The reaction was both explosive and immediate. Editorial pages and radio show hosts denounced the pay hike while voters took to the streets of their capital city with placards and bullhorns and giant inflatable pigs. The movement became broadly known as Operation Clean Sweep.

But rather than wait for an electoral thumping, legislators fought back in ways that made voters more upset. In what came to be called BonusGate, some legislators under taxpayer fire allegedly gave their staffers bonuses with state money and time off to work for their political campaigns. When all the tallying was over, about $3.6 million had been given to incumbent legislative staffers, 80% of whom had "volunteered" for their bosses' campaigns.

After the 2006 election, 17 legislators were swept out of office. The powerful president of the state Senate, Robert Jubilirer, was replaced by a mild-mannered rural county commissioner. The second most powerful man in the Senate, Chip Brightbill, was ousted by a tire salesman.

State Attorney General Republican Tom Corbett followed up with a slew of indictments related to BonusGate, which have been slowly working their way through the courts. In 2008, Democratic state House member Frank LaGrotta pleaded guilty to two conflict-of-interest charges for hiring members of his family for no-show state jobs. Others fought the charges. Last month, Mike Veon, the second most powerful Democrat in the state House (who lost his seat in 2006) was convicted of using state funds to illegally give staffers bonuses to work on his re-election campaign.

Over the past year, Operation Clean Sweep rebranded itself into a tea party movement. But it's still the same people—mostly veterans, stay-at-home moms, and others who were never active in politics before—with the same aim of electing officials who are better acquainted with voter concerns than the trappings of power. "

This account certainly paints a very different picture of 'Tea Party' activists than one reads in liberal or Democratic accounts, and in the video media, doesn't it?

Rather than being a far-right fringe of bigots without any specific issues, these Pennsylvanians were justly angry at the manipulation and rough handling of the state's constitution by its majority legislative party. Funny that I haven't heard Ed Rendell talk about any of this.

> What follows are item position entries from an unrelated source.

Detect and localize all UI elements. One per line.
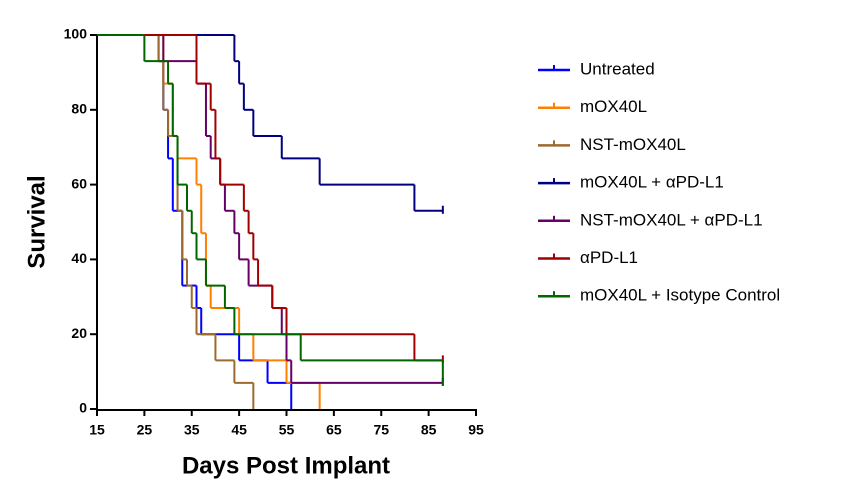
y-tick-label: 40 xyxy=(71,250,87,266)
x-tick-label: 55 xyxy=(279,422,295,438)
x-axis-title: Days Post Implant xyxy=(182,452,390,479)
legend-label: αPD-L1 xyxy=(580,248,638,267)
legend-label: Untreated xyxy=(580,59,655,78)
x-tick-label: 85 xyxy=(421,422,437,438)
x-tick-label: 95 xyxy=(468,422,484,438)
y-axis-title: Survival xyxy=(23,175,50,268)
y-tick-label: 20 xyxy=(71,325,87,341)
x-tick-label: 25 xyxy=(137,422,153,438)
y-tick-label: 100 xyxy=(64,26,88,42)
x-tick-label: 75 xyxy=(373,422,389,438)
legend-label: mOX40L + αPD-L1 xyxy=(580,173,724,192)
y-tick-label: 0 xyxy=(79,400,87,416)
x-tick-label: 45 xyxy=(231,422,247,438)
legend-label: NST-mOX40L xyxy=(580,135,686,154)
legend-label: NST-mOX40L + αPD-L1 xyxy=(580,210,763,229)
legend-label: mOX40L xyxy=(580,97,647,116)
x-tick-label: 15 xyxy=(89,422,105,438)
legend-label: mOX40L + Isotype Control xyxy=(580,286,780,305)
y-tick-label: 60 xyxy=(71,175,87,191)
x-tick-label: 35 xyxy=(184,422,200,438)
y-tick-label: 80 xyxy=(71,101,87,117)
x-tick-label: 65 xyxy=(326,422,342,438)
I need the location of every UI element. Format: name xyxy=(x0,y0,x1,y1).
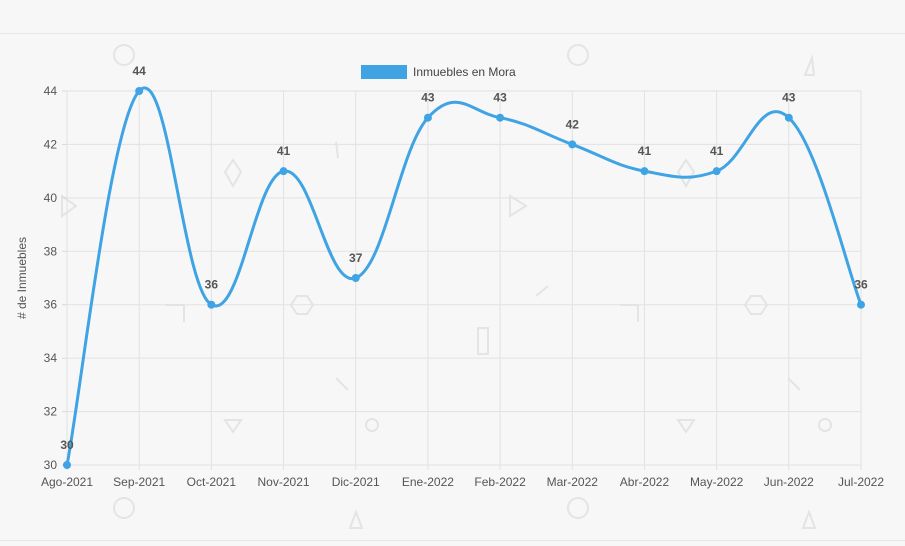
data-label: 30 xyxy=(60,438,74,452)
data-point xyxy=(640,167,649,176)
data-point xyxy=(423,113,432,122)
legend-label: Inmuebles en Mora xyxy=(413,65,516,79)
decor-shape xyxy=(223,419,243,434)
y-axis-ticks: 30 32 34 36 38 40 42 44 xyxy=(44,84,58,472)
data-label: 41 xyxy=(710,144,724,158)
decor-shape xyxy=(113,497,135,519)
decor-shape xyxy=(365,418,379,432)
y-tick-label: 30 xyxy=(44,458,58,472)
y-tick-label: 32 xyxy=(44,405,58,419)
data-label: 43 xyxy=(493,91,507,105)
legend-swatch xyxy=(361,65,407,79)
data-label: 41 xyxy=(277,144,291,158)
bottom-divider xyxy=(0,540,905,541)
x-tick-label: Dic-2021 xyxy=(332,475,380,489)
data-point xyxy=(496,113,505,122)
x-tick-label: Ene-2022 xyxy=(402,475,454,489)
data-point xyxy=(784,113,793,122)
decor-shape xyxy=(676,419,696,434)
decor-shape xyxy=(676,158,696,189)
data-label: 44 xyxy=(133,64,147,78)
legend[interactable]: Inmuebles en Mora xyxy=(361,64,516,80)
x-tick-label: Jul-2022 xyxy=(838,475,884,489)
decor-shape xyxy=(787,377,801,391)
data-point xyxy=(857,300,865,309)
y-tick-label: 38 xyxy=(44,244,58,258)
data-label: 43 xyxy=(782,91,796,105)
decor-shape xyxy=(567,44,589,66)
y-tick-label: 34 xyxy=(44,351,58,365)
grid-lines xyxy=(62,90,862,470)
x-tick-label: May-2022 xyxy=(690,475,744,489)
data-label: 37 xyxy=(349,251,363,265)
data-points xyxy=(63,87,865,469)
data-label: 41 xyxy=(638,144,652,158)
decor-shape xyxy=(61,194,78,218)
decor-shape xyxy=(818,418,832,432)
data-label: 43 xyxy=(421,91,435,105)
y-axis-title: # de Inmuebles xyxy=(15,236,29,320)
decor-shape xyxy=(509,194,528,218)
data-point xyxy=(351,274,360,282)
decor-shape xyxy=(801,509,817,529)
data-label: 36 xyxy=(205,278,219,292)
data-point xyxy=(63,461,71,469)
decor-shape xyxy=(113,44,135,66)
y-tick-label: 42 xyxy=(44,137,58,151)
data-labels: 30 44 36 41 37 43 43 42 41 41 43 36 xyxy=(60,64,868,452)
decor-shape xyxy=(803,54,816,76)
decor-shape xyxy=(477,327,489,355)
decor-shape xyxy=(223,158,243,189)
data-label: 42 xyxy=(566,117,580,131)
x-tick-label: Sep-2021 xyxy=(113,475,165,489)
x-tick-label: Jun-2022 xyxy=(764,475,814,489)
data-point xyxy=(712,167,721,176)
x-tick-label: Nov-2021 xyxy=(258,475,310,489)
y-tick-label: 44 xyxy=(44,84,58,98)
background-decoration xyxy=(61,44,832,529)
x-axis-ticks: Ago-2021 Sep-2021 Oct-2021 Nov-2021 Dic-2021… xyxy=(41,475,884,489)
data-point xyxy=(568,140,577,149)
x-tick-label: Abr-2022 xyxy=(620,475,670,489)
y-tick-label: 36 xyxy=(44,298,58,312)
x-tick-label: Ago-2021 xyxy=(41,475,93,489)
data-point xyxy=(207,300,216,309)
x-tick-label: Feb-2022 xyxy=(474,475,526,489)
decor-shape xyxy=(335,377,349,391)
x-tick-label: Mar-2022 xyxy=(547,475,599,489)
data-point xyxy=(279,167,288,176)
x-tick-label: Oct-2021 xyxy=(187,475,237,489)
y-tick-label: 40 xyxy=(44,191,58,205)
decor-shape xyxy=(348,509,364,529)
top-divider xyxy=(0,33,905,34)
series-line xyxy=(65,86,863,466)
decor-shape xyxy=(535,285,549,297)
decor-shape xyxy=(567,497,589,519)
data-point xyxy=(135,87,144,95)
data-label: 36 xyxy=(854,278,868,292)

If anything, I think it illustrates how, in our current era, branding anti-cronyism, self-interested dealing by legislators and administrations makes a lot of sense. Using the Tea Party brand clearly identifies grass roots movements as anti-corruption and anti-spending without good reasons.

As Bowyer concludes in his editorial,

"Far from being a fringe movement, the evidence clearly indicates that the tea party movement has grown to become a mature political actor capable of influencing the course of Pennsylvania politics.

Mr. Specter faces not only Mr. Toomey but also Rep. Joe Sestak, who is challenging the senator in next month's Democratic primary. Over the past several months, there have been several barbs traded among these men. But there is one thing they all agree on: The tea party movement is a serious political force. Mr. Specter points to his willingness to personally face tea party questioners as proof that he has the toughness to win a general election fight. Mr. Sestak, in a recent debate with Mr. Toomey, went out of his way to say the tea party movement deserves respect. And Mr. Toomey has called the movement a "check on the otherwise unchecked and unlimited power of one party."

All three men, it seems, have come to understand that the tea parties are a mainstream political phenomenon capable of providing the margin of victory in close elections."

How appropriate of Toomey to give the activists their due as exercising their rights to assemble and speak about their government's actions. That they are, in fact, a credible and effective source of checks on either party's exercise and abuse of power.